Torn, to become whole again, after long seeking for what is lost,
The same cry from the tortoise as from Christ, the Osiris-cry of abandonment,
That which is whole, torn asunder,
That which is in part, finding its whole again throughout the universe.
I thought he was dumb,
I said he was dumb,
Yet I've heard him cry.
First faint scream,
Out of life's unfathomable dawn,
Far off, so far, like a madness, under the horizon's dawning rim,
Far, far off, far scream.
Tortoise in extremis.
Why were we crucified into sex?
Why were we not left rounded off, and finished in ourselves,
As we began,
As he certainly began, so perfectly alone?
A far, was-it-audible scream,
Or did it sound on the plasm direct?
Worse than the cry of the new-born,
A scream,
A yell,
A shout,
A pæan,
A death-agony,
A birth-cry,
A submission,
All tiny, tiny, far away, reptile under the first dawn.
War-cry, triumph, acute-delight, death-scream reptilian,
Why was the veil torn?
The silken shriek of the soul's torn membrane?
The male soul's membrane
Torn with a shriek half music, half horror.
Crucifixion.
Male tortoise, cleaving behind the hovel-wall of that dense female,
Mounted and tense, spread-eagle, out-reaching out of the shell
In tortoise-nakedness,
Long neck, and long vulnerable limbs extruded, spread-eagle over her house-roof,
And the deep, secret, all-penetrating tail curved beneath her walls,
Reaching and gripping tense, more reaching anguish in uttermost tension
Till suddenly, in the spasm of coition, tupping like a jerking leap, and oh!
Opening its clenched face from his outstretched neck
And giving that fragile yell, that scream,
Super-audible,
From his pink, cleft, old-man's mouth,
Giving up the ghost,
Or screaming in Pentecost, receiving the ghost.

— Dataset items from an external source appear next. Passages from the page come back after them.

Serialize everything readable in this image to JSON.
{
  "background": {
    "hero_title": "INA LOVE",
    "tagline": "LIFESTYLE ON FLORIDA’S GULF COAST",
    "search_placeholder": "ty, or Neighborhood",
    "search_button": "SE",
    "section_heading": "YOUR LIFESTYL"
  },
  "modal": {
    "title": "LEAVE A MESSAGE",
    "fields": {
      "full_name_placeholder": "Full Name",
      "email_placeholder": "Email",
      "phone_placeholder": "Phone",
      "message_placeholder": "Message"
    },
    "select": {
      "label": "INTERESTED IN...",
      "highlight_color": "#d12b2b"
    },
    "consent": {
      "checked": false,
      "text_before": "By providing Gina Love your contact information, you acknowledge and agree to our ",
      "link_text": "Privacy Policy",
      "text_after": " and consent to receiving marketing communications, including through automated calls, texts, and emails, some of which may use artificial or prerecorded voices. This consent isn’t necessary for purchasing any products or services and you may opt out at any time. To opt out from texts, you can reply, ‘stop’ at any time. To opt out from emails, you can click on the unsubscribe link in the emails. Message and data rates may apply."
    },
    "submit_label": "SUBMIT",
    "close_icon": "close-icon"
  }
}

His scream, and his moment's subsidence,
The moment of eternal silence,
Yet unreleased, and after the moment, the sudden, startling jerk of coition, and at once
The inexpressible faint yell
And so on, till the last plasm of my body was melted back
To the primeval rudiments of life, and the secret.
So he tups, and screams
Time after time that frail, torn scream
After each jerk, the longish interval,
The tortoise eternity,
Agelong, reptilian persistence,
Heart-throb, slow heart-throb, persistent for the next spasm.

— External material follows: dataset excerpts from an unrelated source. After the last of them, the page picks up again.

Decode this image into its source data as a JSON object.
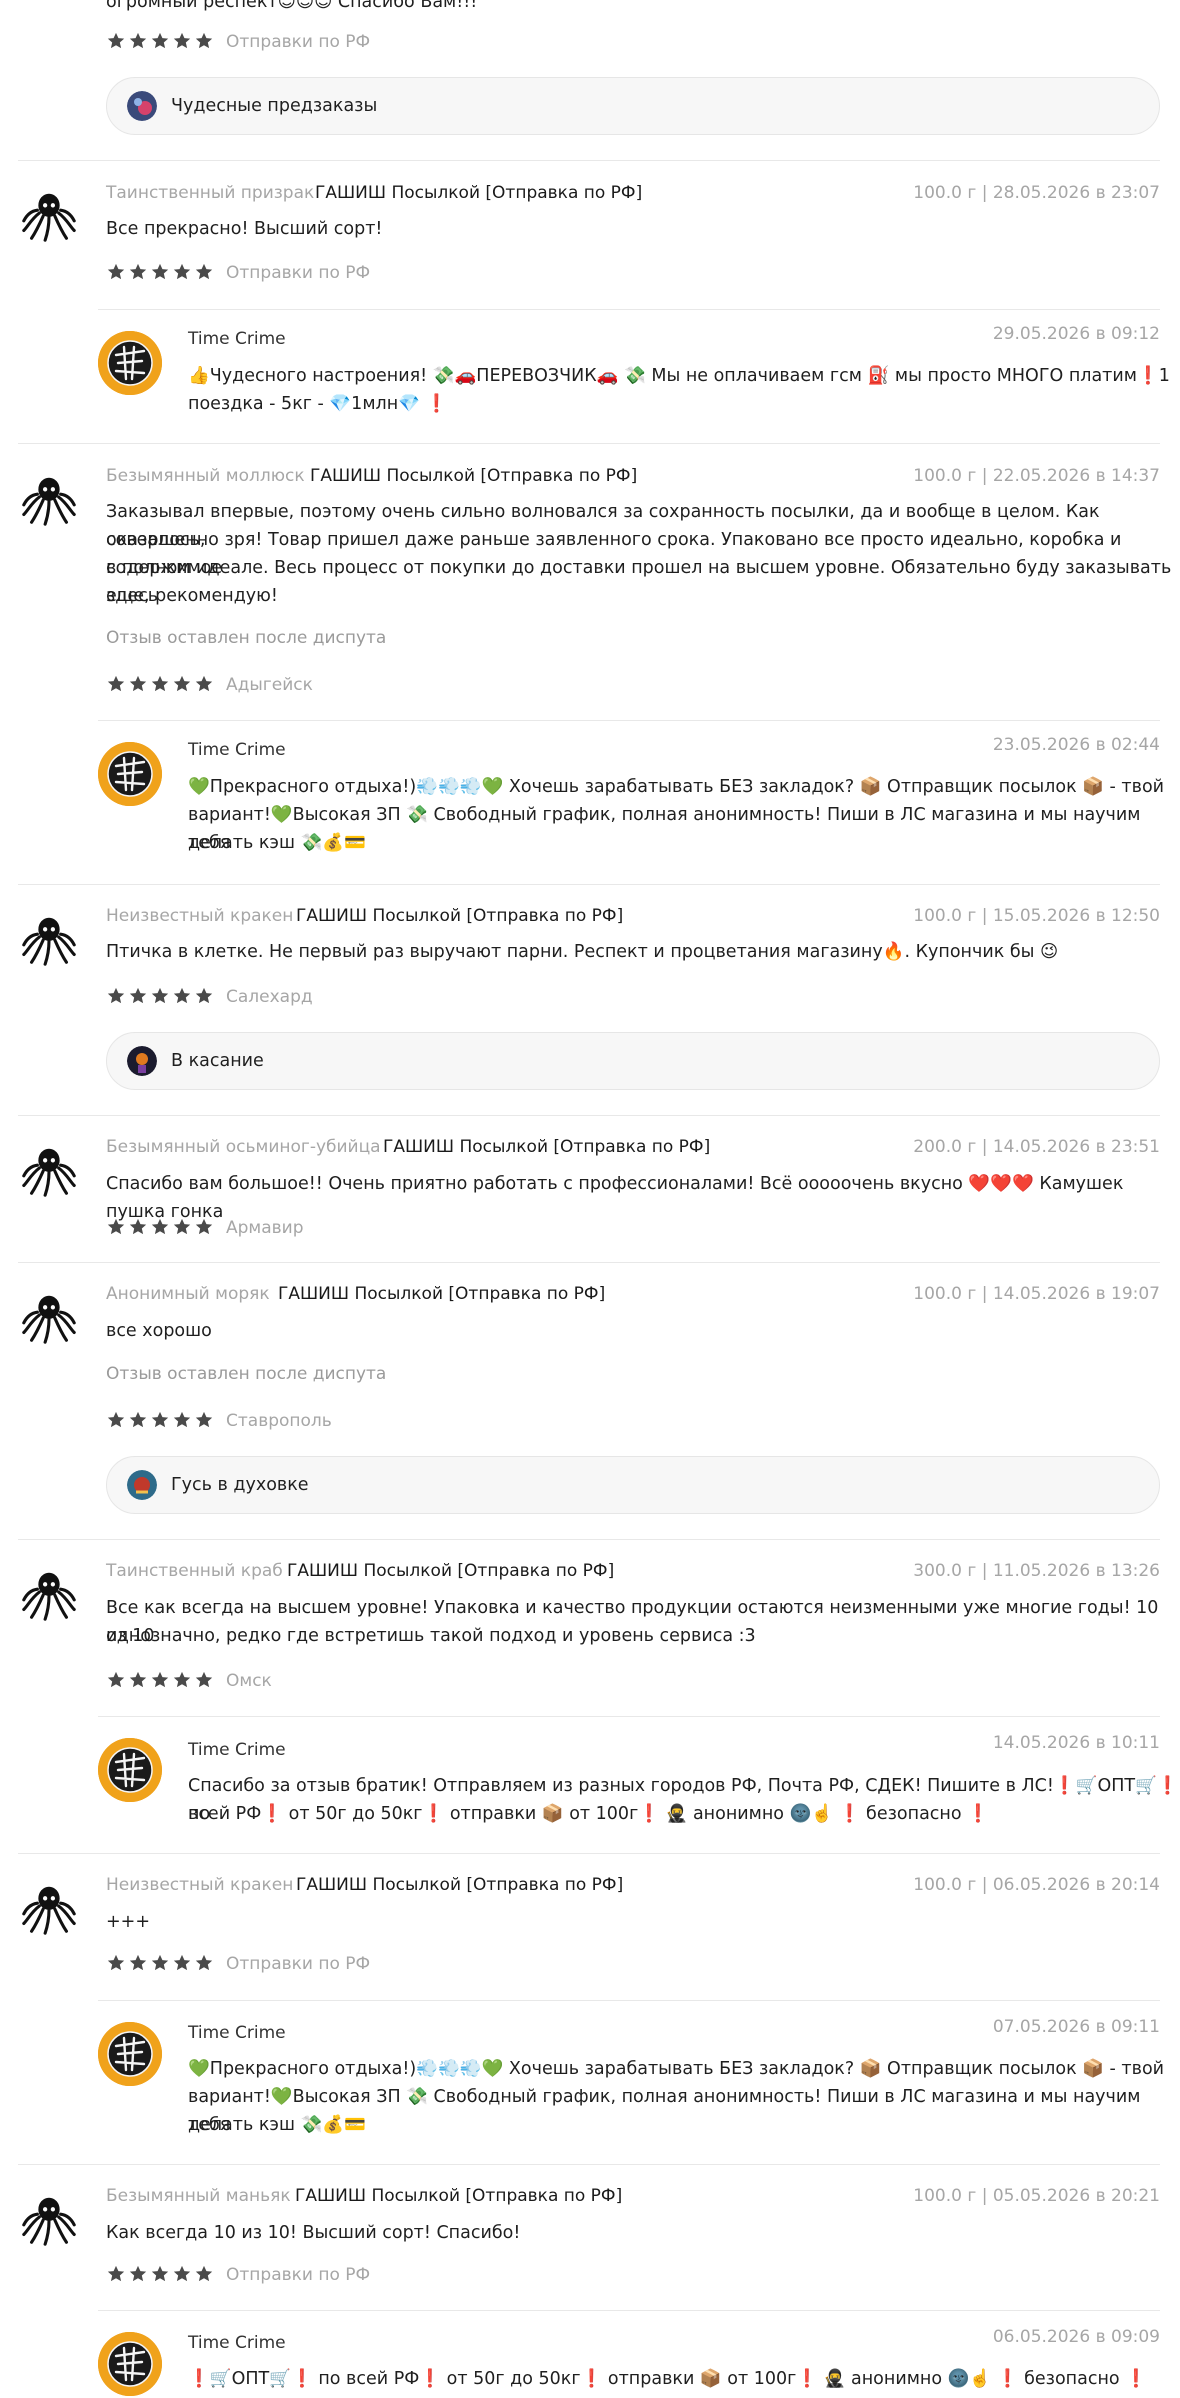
{
  "top": {
    "partial_text": "огромный респект😊😊😊 Спасибо Вам!!!",
    "city": "Отправки по РФ",
    "pill_label": "Чудесные предзаказы"
  },
  "reviews": [
    {
      "author": "Таинственный призрак",
      "product": "ГАШИШ Посылкой [Отправка по РФ]",
      "meta": "100.0 г | 28.05.2026 в 23:07",
      "text": "Все прекрасно! Высший сорт!",
      "city": "Отправки по РФ",
      "reply": {
        "name": "Time Crime",
        "date": "29.05.2026 в 09:12",
        "text_1": "👍Чудесного настроения! 💸🚗ПЕРЕВОЗЧИК🚗 💸 Мы не оплачиваем гсм ⛽ мы просто МНОГО платим❗1",
        "text_2": "поездка - 5кг - 💎1млн💎 ❗"
      }
    },
    {
      "author": "Безымянный моллюск",
      "product": "ГАШИШ Посылкой [Отправка по РФ]",
      "meta": "100.0 г | 22.05.2026 в 14:37",
      "text_1": "Заказывал впервые, поэтому очень сильно волновался за сохранность посылки, да и вообще в целом. Как оказалось,",
      "text_2": "совершенно зря! Товар пришел даже раньше заявленного срока. Упаковано все просто идеально, коробка и содержимое",
      "text_3": "в полном идеале. Весь процесс от покупки до доставки прошел на высшем уровне. Обязательно буду заказывать здесь",
      "text_4": "еще, рекомендую!",
      "note": "Отзыв оставлен после диспута",
      "city": "Адыгейск",
      "reply": {
        "name": "Time Crime",
        "date": "23.05.2026 в 02:44",
        "text_1": "💚Прекрасного отдыха!)💨💨💨💚 Хочешь зарабатывать БЕЗ закладок? 📦 Отправщик посылок 📦 - твой",
        "text_2": "вариант!💚Высокая ЗП 💸 Свободный график, полная анонимность! Пиши в ЛС магазина и мы научим тебя",
        "text_3": "делать кэш 💸💰💳"
      }
    },
    {
      "author": "Неизвестный кракен",
      "product": "ГАШИШ Посылкой [Отправка по РФ]",
      "meta": "100.0 г | 15.05.2026 в 12:50",
      "text": "Птичка в клетке. Не первый раз выручают парни. Респект и процветания магазину🔥. Купончик бы 😉",
      "city": "Салехард",
      "pill_label": "В касание"
    },
    {
      "author": "Безымянный осьминог-убийца",
      "product": "ГАШИШ Посылкой [Отправка по РФ]",
      "meta": "200.0 г | 14.05.2026 в 23:51",
      "text": "Спасибо вам большое!! Очень приятно работать с профессионалами! Всё ооооочень вкусно ❤️❤️❤️ Камушек пушка гонка",
      "city": "Армавир"
    },
    {
      "author": "Анонимный моряк",
      "product": "ГАШИШ Посылкой [Отправка по РФ]",
      "meta": "100.0 г | 14.05.2026 в 19:07",
      "text": "все хорошо",
      "note": "Отзыв оставлен после диспута",
      "city": "Ставрополь",
      "pill_label": "Гусь в духовке"
    },
    {
      "author": "Таинственный краб",
      "product": "ГАШИШ Посылкой [Отправка по РФ]",
      "meta": "300.0 г | 11.05.2026 в 13:26",
      "text_1": "Все как всегда на высшем уровне! Упаковка и качество продукции остаются неизменными уже многие годы! 10 из 10",
      "text_2": "однозначно, редко где встретишь такой подход и уровень сервиса :3",
      "city": "Омск",
      "reply": {
        "name": "Time Crime",
        "date": "14.05.2026 в 10:11",
        "text_1": "Спасибо за отзыв братик! Отправляем из разных городов РФ, Почта РФ, СДЕК! Пишите в ЛС!❗🛒ОПТ🛒❗ по",
        "text_2": "всей РФ❗ от 50г до 50кг❗ отправки 📦 от 100г❗ 🥷 анонимно 🌚☝️ ❗ безопасно ❗"
      }
    },
    {
      "author": "Неизвестный кракен",
      "product": "ГАШИШ Посылкой [Отправка по РФ]",
      "meta": "100.0 г | 06.05.2026 в 20:14",
      "text": "+++",
      "city": "Отправки по РФ",
      "reply": {
        "name": "Time Crime",
        "date": "07.05.2026 в 09:11",
        "text_1": "💚Прекрасного отдыха!)💨💨💨💚 Хочешь зарабатывать БЕЗ закладок? 📦 Отправщик посылок 📦 - твой",
        "text_2": "вариант!💚Высокая ЗП 💸 Свободный график, полная анонимность! Пиши в ЛС магазина и мы научим тебя",
        "text_3": "делать кэш 💸💰💳"
      }
    },
    {
      "author": "Безымянный маньяк",
      "product": "ГАШИШ Посылкой [Отправка по РФ]",
      "meta": "100.0 г | 05.05.2026 в 20:21",
      "text": "Как всегда 10 из 10! Высший сорт! Спасибо!",
      "city": "Отправки по РФ",
      "reply": {
        "name": "Time Crime",
        "date": "06.05.2026 в 09:09",
        "text_1": "❗🛒ОПТ🛒❗ по всей РФ❗ от 50г до 50кг❗ отправки 📦 от 100г❗ 🥷 анонимно 🌚☝️ ❗ безопасно ❗"
      }
    }
  ],
  "icons": {
    "star": "star-icon",
    "octopus": "octopus-avatar-icon",
    "shop": "shop-logo-icon"
  },
  "colors": {
    "star": "#4a4a4a",
    "shop_avatar": "#f0a21b",
    "muted": "#a6a6a6"
  }
}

I remember, when I was a boy,
I heard the scream of a frog, which was caught with his foot in the mouth of an up-starting snake;
I remember when I first heard bull-frogs break into sound in the spring;
I remember hearing a wild goose out of the throat of night
Cry loudly, beyond the lake of waters;
I remember the first time, out of a bush in the darkness, a nightingale's piercing cries and gurgles startled the depths of my soul;
I remember the scream of a rabbit as I went through a wood at midnight;
I remember the heifer in her heat, blorting and blorting through the hours, persistent and irrepressible;
I remember my first terror hearing the howl of weird, amorous cats;
I remember the scream of a terrified, injured horse, the sheet-lightning
And running away from the sound of a woman in labor, something like an owl whooing,
And listening inwardly to the first bleat of a lamb,
The first wail of an infant,
And my mother singing to herself,
And the first tenor singing of the passionate throat of a young collier, who has long since drunk himself to death,
The first elements of foreign speech
On wild dark lips.
And more than all these,
And less than all these,
This last,
Strange, faint coition yell
Of the male tortoise at extremity,
Tiny from under the very edge of the farthest far-off horizon of life.
The cross,
The wheel on which our silence first is broken,
Sex, which breaks up our integrity, our single inviolability, our deep silence
Tearing a cry from us.
Sex, which breaks us into voice, sets us calling across the deeps, calling, calling for the complement,
Singing, and calling, and singing again, being answered, having found.
Torn, to become whole again, after long seeking for what is lost,
The same cry from the tortoise as from Christ, the Osiris-cry of abandonment,
That which is whole, torn asunder,
That which is in part, finding its whole again throughout the universe.